More research is needed to determine the danger to humans from ingesting plastic-contaminated fish, according to experts.
Plastic is also a threat to land-based animals, from sacred cows in India to raccoons and birds of prey. For example, “hundreds” of camels die each year from starvation after eating plastic bags that eventually calcify into heavy “rocks” in their stomachs and make it impossible for them to eat, said Ulrich Wernery, scientific director of Dubai's Central Veterinary Research Laboratory. “Every day we have a camel that has died in a camel camp. One in every two camels dies from plastic.”
An autopsy on an Australian crocodile found in a tourist area turned up 25 plastic bags and a plastic wine cooler bag in its stomach. “Because the material had compacted solidly in its stomach it was unable to digest food,” a government spokesman said.” And in India, more than a dozen cows were dying each day in Lucknow.
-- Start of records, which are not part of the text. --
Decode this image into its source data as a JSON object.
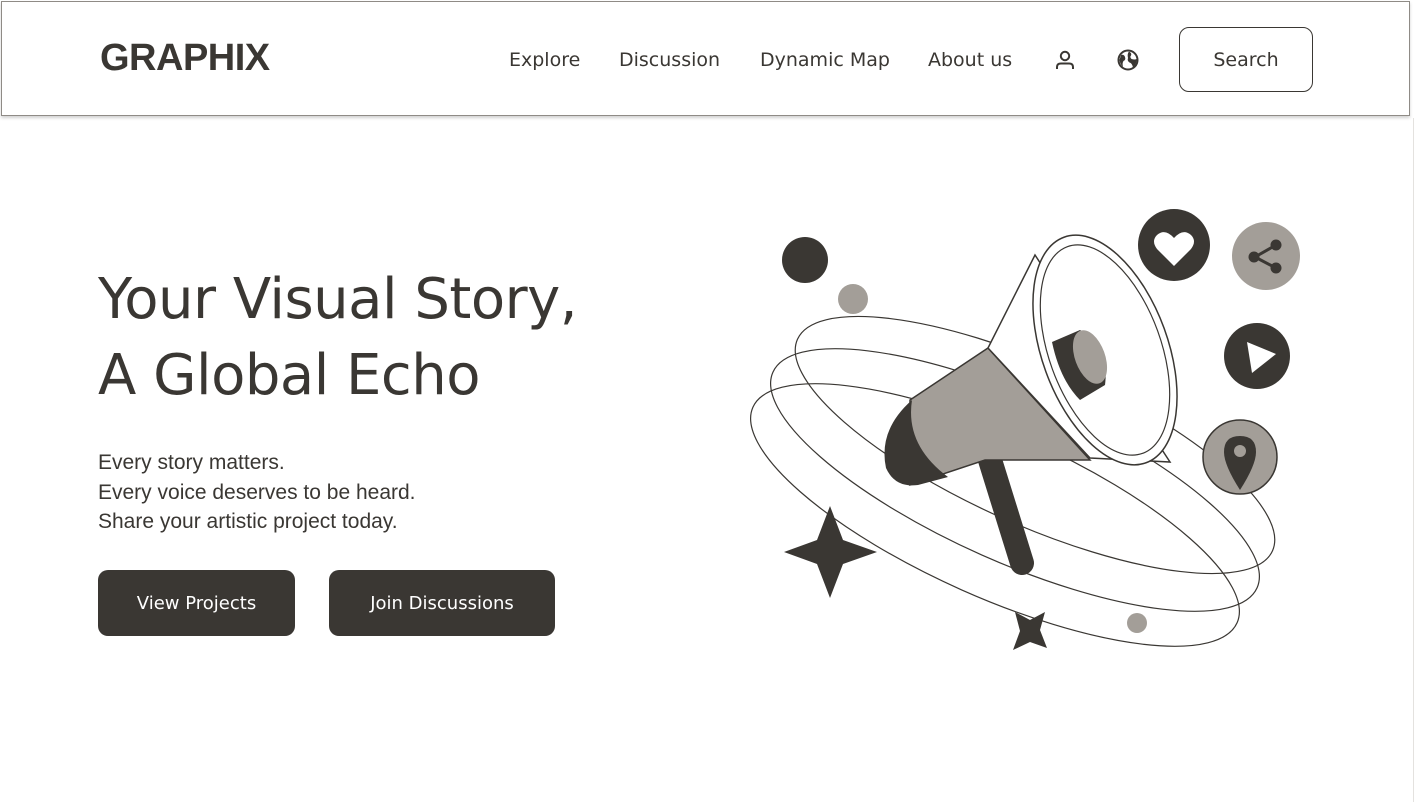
{
  "header": {
    "logo": "GRAPHIX",
    "nav": {
      "explore": "Explore",
      "discussion": "Discussion",
      "dynamic_map": "Dynamic Map",
      "about": "About us"
    },
    "icons": {
      "account": "user-icon",
      "language": "globe-icon"
    },
    "search_label": "Search"
  },
  "hero": {
    "title_line1": "Your Visual Story,",
    "title_line2": "A Global Echo",
    "subtitle": [
      "Every story matters.",
      "Every voice deserves to be heard.",
      "Share your artistic project today."
    ],
    "buttons": {
      "view_projects": "View Projects",
      "join_discussions": "Join Discussions"
    }
  },
  "illustration": {
    "subject": "megaphone-illustration",
    "icons": [
      "heart-icon",
      "share-icon",
      "play-icon",
      "location-pin-icon",
      "sparkle-star-icon"
    ]
  },
  "colors": {
    "dark": "#3a3733",
    "muted": "#a39e98",
    "background": "#ffffff",
    "border": "#8f8b86"
  }
}
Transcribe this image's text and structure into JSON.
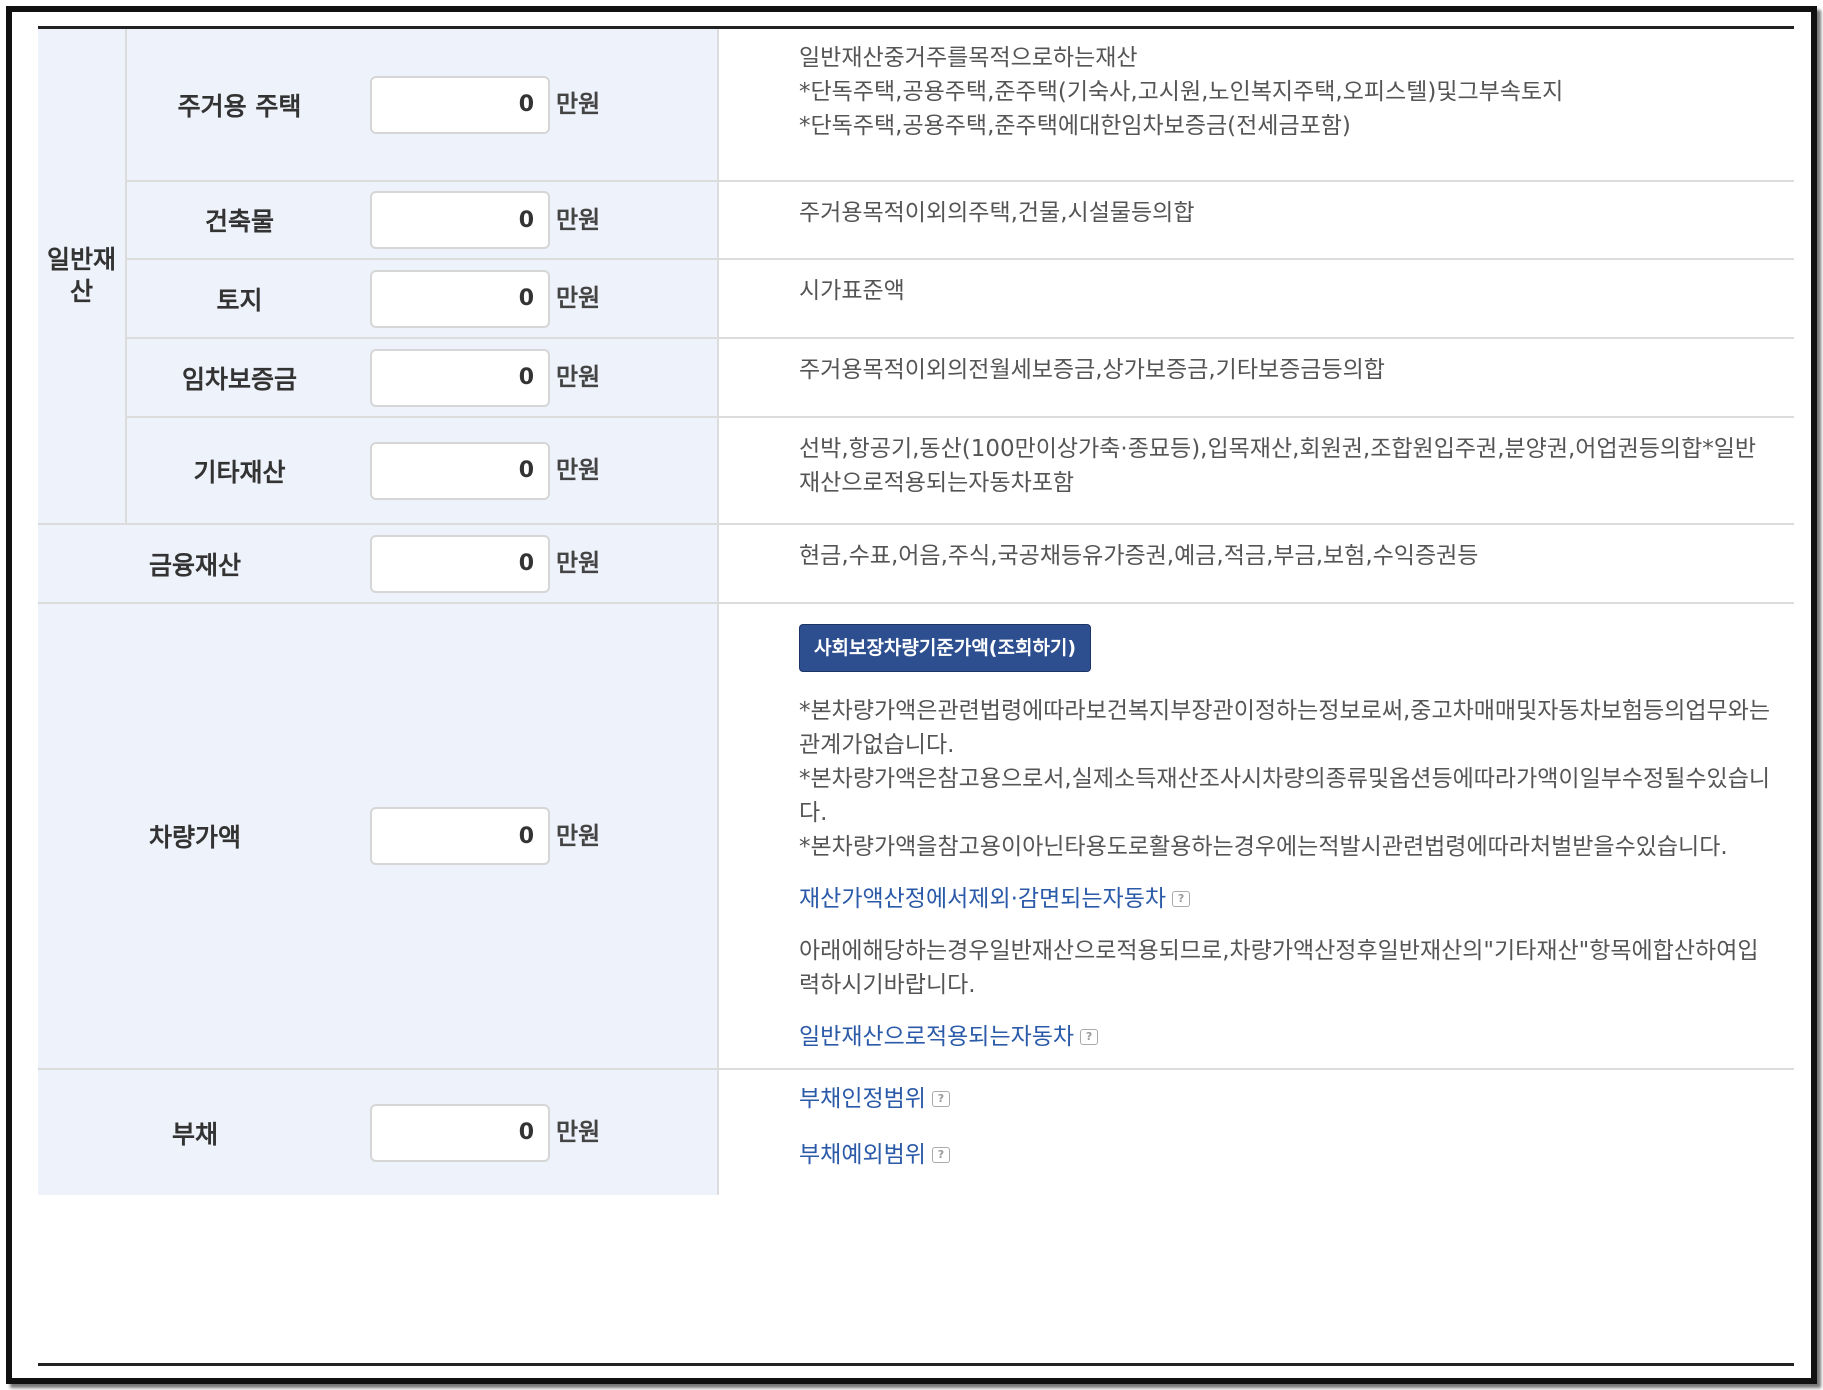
{
  "unit_label": "만원",
  "general_property": {
    "group_label": "일반재산",
    "rows": [
      {
        "label": "주거용 주택",
        "value": "0",
        "description": [
          "일반재산중거주를목적으로하는재산",
          "*단독주택,공용주택,준주택(기숙사,고시원,노인복지주택,오피스텔)및그부속토지",
          "*단독주택,공용주택,준주택에대한임차보증금(전세금포함)"
        ]
      },
      {
        "label": "건축물",
        "value": "0",
        "description": [
          "주거용목적이외의주택,건물,시설물등의합"
        ]
      },
      {
        "label": "토지",
        "value": "0",
        "description": [
          "시가표준액"
        ]
      },
      {
        "label": "임차보증금",
        "value": "0",
        "description": [
          "주거용목적이외의전월세보증금,상가보증금,기타보증금등의합"
        ]
      },
      {
        "label": "기타재산",
        "value": "0",
        "description": [
          "선박,항공기,동산(100만이상가축·종묘등),입목재산,회원권,조합원입주권,분양권,어업권등의합*일반재산으로적용되는자동차포함"
        ]
      }
    ]
  },
  "financial": {
    "label": "금융재산",
    "value": "0",
    "description": "현금,수표,어음,주식,국공채등유가증권,예금,적금,부금,보험,수익증권등"
  },
  "vehicle": {
    "label": "차량가액",
    "value": "0",
    "button_label": "사회보장차량기준가액(조회하기)",
    "notes": [
      "*본차량가액은관련법령에따라보건복지부장관이정하는정보로써,중고차매매및자동차보험등의업무와는관계가없습니다.",
      "*본차량가액은참고용으로서,실제소득재산조사시차량의종류및옵션등에따라가액이일부수정될수있습니다.",
      "*본차량가액을참고용이아닌타용도로활용하는경우에는적발시관련법령에따라처벌받을수있습니다."
    ],
    "link_excluded": "재산가액산정에서제외·감면되는자동차",
    "notice": "아래에해당하는경우일반재산으로적용되므로,차량가액산정후일반재산의\"기타재산\"항목에합산하여입력하시기바랍니다.",
    "link_general": "일반재산으로적용되는자동차"
  },
  "debt": {
    "label": "부채",
    "value": "0",
    "link_scope": "부채인정범위",
    "link_exclusion": "부채예외범위"
  },
  "help_icon": "help-icon"
}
Autopsies revealed that the cows, considered sacred in the Hindu religion, had eaten dozens of plastic bags, which had blocked their digestive systems.
“It's shameful that so many animals are dying from plastics,” says Charles Moore, the American sailor who has helped focus the world's attention on the huge amount of floating plastic in the Pacific Ocean. “Our plastic footprint is taking a greater toll on marine life than our carbon footprint is.”